She made her way down being as careful as she could, Anyblade in one hand as a claw-like device that could form itself precisely to any handhold and dig itself into nooks and crannies on her command. It was pitch black, which meant climbing was a thing done more by feel than by sight; she worried that the light would attract the attention of Kuum Doona, or the tuung, if they were out there, though she was certain that to a warder she would be radiant with magic. The rock face was a persistent underhang of varying degrees, one of the worst surfaces to climb on, which meant that each new position was a matter of bracing and clinging as tightly as possible.

She could feel herself passing through the wards, and sighed in silent relief. Whatever else was going on with Kuum Doona, the wards were still keyed to her lineage, following her erstwhile branch of the family tree.

She reached Kuum Doona proper not two minutes later, finally putting hands on it. She had seen only a little of the place thus far, and now felt the structure of the building, odd pieces of metal and loops of metal, which she gradually realized were interlocking in the same way that chainmail does, each chain as wide as a coin, sheets of it beneath the metal plates, and wood or stone beneath those. Her fingers took a moment to trace it, trying to make sense of it. Someone had clad this building in both plate and chainmail, or perhaps it had been built that way during the forge frenzy. It made the descent go faster, which she was grateful for. She passed windows, each of them a different size and shape, some of them broken, leaving only shattered glass like teeth around the edges.

When her feet touched solid ground, she tested it carefully, putting more and more weight on it until she was standing fully on it, without the use of handholds. She ate another fairy, to take the edge off of physical exhaustion, waited until her breathing and heartrate had returned to their baseline levels, and only then risked producing a flame to look at where she was, ready to move at any moment.

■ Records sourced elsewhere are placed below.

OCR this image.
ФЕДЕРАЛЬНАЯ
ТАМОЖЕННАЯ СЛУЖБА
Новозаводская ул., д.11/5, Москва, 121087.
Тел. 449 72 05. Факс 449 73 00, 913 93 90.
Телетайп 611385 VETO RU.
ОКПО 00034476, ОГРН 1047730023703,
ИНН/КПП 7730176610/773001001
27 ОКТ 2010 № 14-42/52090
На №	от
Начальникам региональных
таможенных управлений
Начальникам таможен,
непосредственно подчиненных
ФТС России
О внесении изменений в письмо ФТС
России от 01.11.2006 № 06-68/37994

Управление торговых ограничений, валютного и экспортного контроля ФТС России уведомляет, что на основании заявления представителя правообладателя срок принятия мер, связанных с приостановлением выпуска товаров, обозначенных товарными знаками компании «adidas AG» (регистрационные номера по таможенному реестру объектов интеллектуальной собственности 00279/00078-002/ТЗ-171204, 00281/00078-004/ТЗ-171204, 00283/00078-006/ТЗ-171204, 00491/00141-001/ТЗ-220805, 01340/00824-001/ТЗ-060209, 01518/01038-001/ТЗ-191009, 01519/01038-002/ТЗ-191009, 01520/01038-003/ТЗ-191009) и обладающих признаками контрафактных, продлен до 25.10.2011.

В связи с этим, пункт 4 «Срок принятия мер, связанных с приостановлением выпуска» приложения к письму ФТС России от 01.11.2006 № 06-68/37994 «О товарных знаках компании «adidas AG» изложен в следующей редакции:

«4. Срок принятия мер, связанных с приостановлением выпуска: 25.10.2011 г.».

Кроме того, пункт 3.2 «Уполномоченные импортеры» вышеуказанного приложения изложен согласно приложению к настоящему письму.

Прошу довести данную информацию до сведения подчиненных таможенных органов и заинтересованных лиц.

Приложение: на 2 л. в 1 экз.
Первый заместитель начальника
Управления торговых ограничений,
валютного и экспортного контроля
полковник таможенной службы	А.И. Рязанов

The skin of Kuum Doona was an odd thing, with pieces of metal in vast, curved, expanses, welds and rivets running through them at places of symmetry, most of them scarred or pitted from hits they’d taken. In the places where the metal didn’t cover, there was chainmail, links of metal as large around as a wedding band, joined together and stretching over it. Where there wasn’t chainmail or plate, there was wood, grey and cracked, damp from the mist, or stone, irregular bricks that meshed together like puzzle pieces instead of sitting in regular, ordered rows. The rooms were oddly shaped, and didn’t make up a flat wall, but Kuum Doona didn’t give off the impression of being a ramshackle place put together of disparate elements, it seemed as though there was purpose in how the rooms had been arranged, if not any strict symmetry.

The main entrance to Kuum Doona was a set of double doors, some exotic, dark wood carved with a mural. This Amaryllis recognized; the left was a farmer tending to his farm, while the right was a king in his castle. Variations on this theme were common through Anglecynn; it was part of the mythologizing of Uther Penndraig, the boy who had grown up a farmer to claim his place as king. Here, the mural was cracked and chipped, scarred from battle.

In front of the door was a small walkway, made of stone and broken off after ten feet. This was what Amaryllis stood on, looking at the fortress that was hers by claim-in-fact. The fortress was still and silent. It didn’t shoot a bolt of lightning at her, nor did the cannons turn to fire by whatever mechanism allowed that. Amaryllis stayed where she was, making her best effort at being steely calm (and no one did steely calm like Amaryllis).

Slowly and deliberately, she began to bring us back out of the glove.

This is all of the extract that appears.